|Mobilization and Technology: The Emergence of New Actors and Values through New Digital Media in the Sunflower Movement in Taiwan|
|高格孚 Stéphane Corcuff|
Institute of Political Studies, University of Lyon, France
Mobilization though NICTs in popular protests has often been observed in recent popular revolts or occupy movements in the world, yet the role of the New Information and Communication Technologies (NICTs) in events leading to the revolt, as well as in the unfolding of the revolt itself, has often been neglected, even though they enable and greatly facilitate many important phenomena beyond initial mobilization, such as processes of group construction, collective management of fear, and re/empowerment of the self.
With its gØv Global Summits where civic initiatives proliferate, Taiwan has posited itself as one of the world's beacon of Civic Tech and an actor itself in the increasingly connected technosphere reaching its global stage. In the island, convergence between technology and civil society was early symbolized by the 2012 launch of the gØv galaxy, a response to erratic, incomplete, complex, erroneous or mischievous information, and a tool of civic empowerment. In this context, it is no surprise that the whole range of social networks and the latest ICTs were used to launch & manage the 2014 civic movement of occupation of the Legislative Yuan, with remarkable operational success.

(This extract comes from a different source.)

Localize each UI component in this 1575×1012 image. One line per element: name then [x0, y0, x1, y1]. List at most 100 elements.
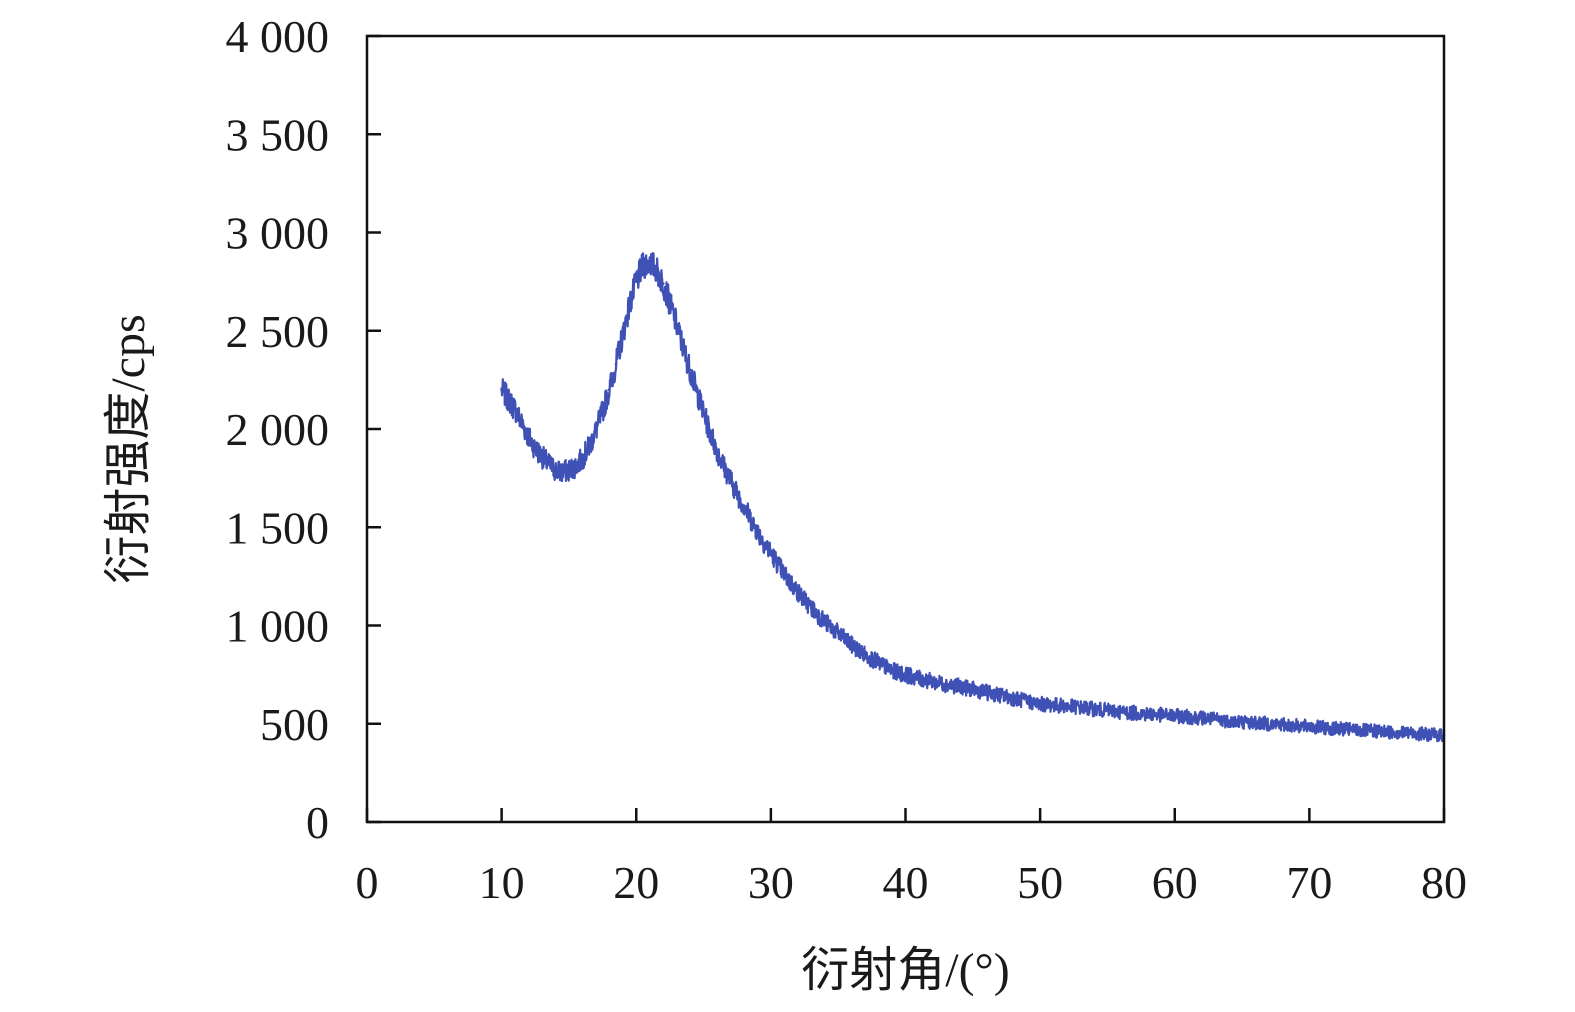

The movement revealed new actors and their values, such as administrative transparency, Taiwanese identity, legislative overview of government's negotiations with China, protection of the island's sovereignty, fair media treatment — while an even wider variety of other issues were progressively added through technological debate: Taiwan's economy, social justice, gender equality, same sex marriage, nuclear power, etc.
Based on on-site daily observation during the movement in 2014, interviews of participants in 2016 and a review of existing literature in Chinese, English and French languages up to today, this paper will first establish a typology of the multifold use of NICTs in the movement, to characterize the hyper-digitality of a movement physically occupying space. Second, it will try to address the delicate issue of whether the use of social media to discuss civic issues impacts or not the civic consciousness of the users. No definitive answer will be provided there, as there is an enduring debate on this issue, and that no quantitative analysis has been done for this paper. Instead, the qualitative process of research that will be used here (with interviews) will try to provide cadres to reflect upon arguments supporting or denying such a possible correlation. Third, it will raise the question of a possible new actor, which emerged with the multiplication of homo mediaticus in situation of revolt, who possesses the technical tools of knowledge and organization mobilized to protest and disrupt, and who is now in a situation where s/he empowers him/herself: the collective brain formed by thousands of interconnected activists. In doing so, I would like to reflect upon Clive Hamilton’s characterization of human kind, in Defiant Earth, as a "conscious creature" capable of using technology and to bring about a rupture in the Earth's geochronology, asking how conscious is this force, at the level of individual actors who compose it, and whether the same kind of force is capable of producing a real alternative to the current hegemonic model of representative democracy.